Wednesday 17 October 2018

Bodies found in clandestine grave after day of violence in Acapulco

Police detain a man after a shootout with gunmen in central Acapulco (AP)
Police detain a man after a shootout with gunmen in central Acapulco (AP)

Eight people have been killed and five other bodies found in a clandestine grave in Acapulco on a particularly bloody day for the violence-plagued Pacific coast resort.

"It was a horrible day," said Roberto Alvarez, security spokesman for Guerrero state, which is home to Acapulco.

The violence began early when police were alerted to the dead bodies of three young men found with tourniquets around their necks and signs of torture in the San Agustin neighbourhood on Acapulco's northern outskirts.

Later in the morning, a gun battle broke out between police and armed men on a central avenue, setting off a chase that ended with one suspect killed and three arrested.

Still before noon, two gunmen stormed into a bar and shot dead a man and a woman who were drinking there. Police patrolling nearby responded and caught the aggressors.

The suspects told police the bar contained a clandestine grave, and an excavation by authorities turned up the bodies of four men and one woman.

Authorities later resumed the search in the belief that more bodies could be hidden on at least two adjacent properties.

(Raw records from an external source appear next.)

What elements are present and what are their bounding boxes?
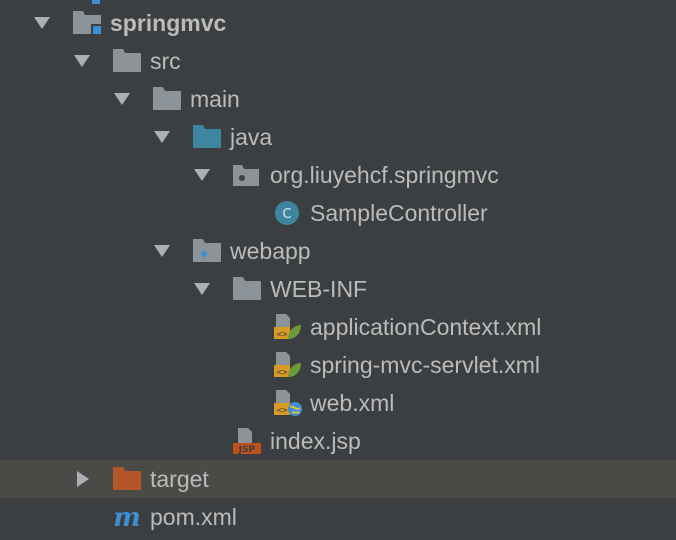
tree-row-label: index.jsp xyxy=(270,428,361,454)
folder-icon xyxy=(233,277,261,300)
web-xml-icon: <> xyxy=(274,390,302,416)
chevron-down-icon[interactable] xyxy=(112,90,132,108)
tree-row-web-inf[interactable]: WEB-INF xyxy=(0,270,676,308)
svg-text:JSP: JSP xyxy=(238,445,256,455)
folder-icon xyxy=(153,87,181,110)
tree-row-label: src xyxy=(150,48,181,74)
tree-row-src[interactable]: src xyxy=(0,42,676,80)
svg-text:<>: <> xyxy=(277,368,288,378)
tree-row-target[interactable]: target xyxy=(0,460,676,498)
svg-text:m: m xyxy=(113,503,141,531)
chevron-down-icon[interactable] xyxy=(192,280,212,298)
spring-xml-icon: <> xyxy=(274,352,301,378)
svg-text:<>: <> xyxy=(277,330,288,340)
tree-row-applicationcontext[interactable]: <> applicationContext.xml xyxy=(0,308,676,346)
tree-row-label: springmvc xyxy=(110,10,227,36)
chevron-right-icon[interactable] xyxy=(72,470,92,488)
tree-row-webapp[interactable]: webapp xyxy=(0,232,676,270)
svg-text:<>: <> xyxy=(277,406,288,416)
tree-row-java[interactable]: java xyxy=(0,118,676,156)
chevron-down-icon[interactable] xyxy=(152,242,172,260)
tree-row-package[interactable]: org.liuyehcf.springmvc xyxy=(0,156,676,194)
chevron-down-icon[interactable] xyxy=(72,52,92,70)
jsp-file-icon: JSP xyxy=(233,428,261,455)
tree-row-label: spring-mvc-servlet.xml xyxy=(310,352,541,378)
tree-row-main[interactable]: main xyxy=(0,80,676,118)
project-tree: springmvc src main java org.liuyehcf.spr… xyxy=(0,0,676,540)
tree-row-pom-xml[interactable]: m pom.xml xyxy=(0,498,676,536)
web-folder-icon xyxy=(193,239,221,262)
tree-row-label: webapp xyxy=(230,238,311,264)
tree-row-spring-mvc-servlet[interactable]: <> spring-mvc-servlet.xml xyxy=(0,346,676,384)
tree-row-label: pom.xml xyxy=(150,504,237,530)
package-icon xyxy=(233,165,259,186)
tree-row-label: main xyxy=(190,86,240,112)
svg-text:C: C xyxy=(282,207,291,222)
excluded-folder-icon xyxy=(113,467,141,490)
chevron-down-icon[interactable] xyxy=(192,166,212,184)
tree-row-web-xml[interactable]: <> web.xml xyxy=(0,384,676,422)
spring-xml-icon: <> xyxy=(274,314,301,340)
java-class-icon: C xyxy=(275,201,299,225)
maven-icon: m xyxy=(113,503,141,531)
folder-icon xyxy=(113,49,141,72)
chevron-down-icon[interactable] xyxy=(32,14,52,32)
tree-row-label: web.xml xyxy=(310,390,395,416)
tree-row-label: java xyxy=(230,124,273,150)
module-folder-icon xyxy=(73,11,102,36)
source-folder-icon xyxy=(193,125,221,148)
tree-row-label: target xyxy=(150,466,209,492)
tree-row-label: applicationContext.xml xyxy=(310,314,542,340)
tree-row-label: WEB-INF xyxy=(270,276,368,302)
chevron-down-icon[interactable] xyxy=(152,128,172,146)
tree-row-label: org.liuyehcf.springmvc xyxy=(270,162,499,188)
tree-row-index-jsp[interactable]: JSP index.jsp xyxy=(0,422,676,460)
tree-row-label: SampleController xyxy=(310,200,488,226)
tree-row-springmvc[interactable]: springmvc xyxy=(0,4,676,42)
tree-row-samplecontroller[interactable]: C SampleController xyxy=(0,194,676,232)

On Sunday afternoon, gunmen killed two men two blocks from the same central avenue where the police chase had taken place earlier. Neighbours found the bodies and notified police.

Guerrero has been among Mexico's worst hotspots for drug gang violence in recent years.

The state recorded 1,726 homicides from January to September, according to federal statistics, up slightly from 1,654 during the same period last year and well more than any other state in the country.

Elsewhere in Guerrero, residents of the municipality of Copanatoyac reported four dead bodies had been found dumped in a gully.

Mr Alvarez said officials were also working to confirm reports of murders in Iguala, Taxco and Tlapa.